「バナナの食べ方ひとつ」で"疲れた脳"は回復する 動作を「ゆっくり」にすると、人間関係も変わる
2つは別物といいながら、しかし連続性があります。
意識を集中させる瞑想を生活のなかで習慣的に実践してゆけば、脳はフォーカスト・アテンションからオープン・モニタリングへと切り替わり、自然と意識が外の世界に向かうようになるからです。
呼吸瞑想をしていてもそうです。
「今、この瞬間」の呼吸に意識を向けると、心が静かになります。
そのまま続けていると、「足の裏がかゆいな」とか「外を車が走っているな」とか「あのメール、早く返信しないとな」などと、さまざまな雑念が湧いてくるでしょう。
これはサマタ瞑想中に雑念が生じた状態です。
はじめのうちは、基本的にそうした雑念に対しては、「呼吸に注意を戻す」ことで対処するのがサマタ瞑想です。
ところが、こうした瞑想を日常的に取り入れてゆくなかで、あるときふと 「今、呼吸を感じながらも、外の世界のいろいろな物事を同時に認識できているな」 という状態が惹起されることがあるのです。
コントロールすることを手放す
サマタ瞑想から、ヴィパッサナー瞑想に切り替わった瞬間と考えられます。
ただしこうした変化は、ただサマタ瞑想だけを延々と続けるスタイルではなかなか得られないと考えます。

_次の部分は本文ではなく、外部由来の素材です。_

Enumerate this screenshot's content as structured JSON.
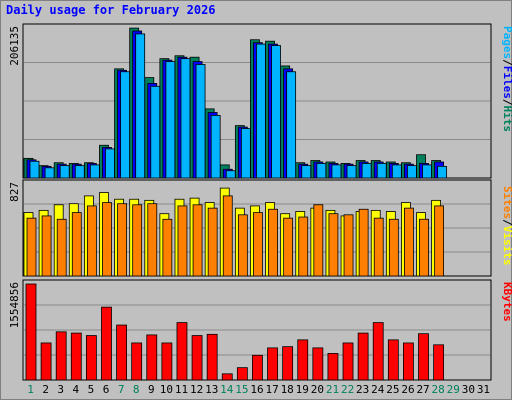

例えば、人里離れた山中でひたすら瞑想を続ける仙人のように、外的環境との接点を断って自らの瞑想に没入するだけでは、どこまでもサマタ瞑想のままなのではないでしょうか。
しかし、禅の修行はそうではありません。
確かに坐禅をしているときにはサマタ瞑想の状態が想定されますが、禅の暮らしにおいてはすべての生活行為を修行として扱います。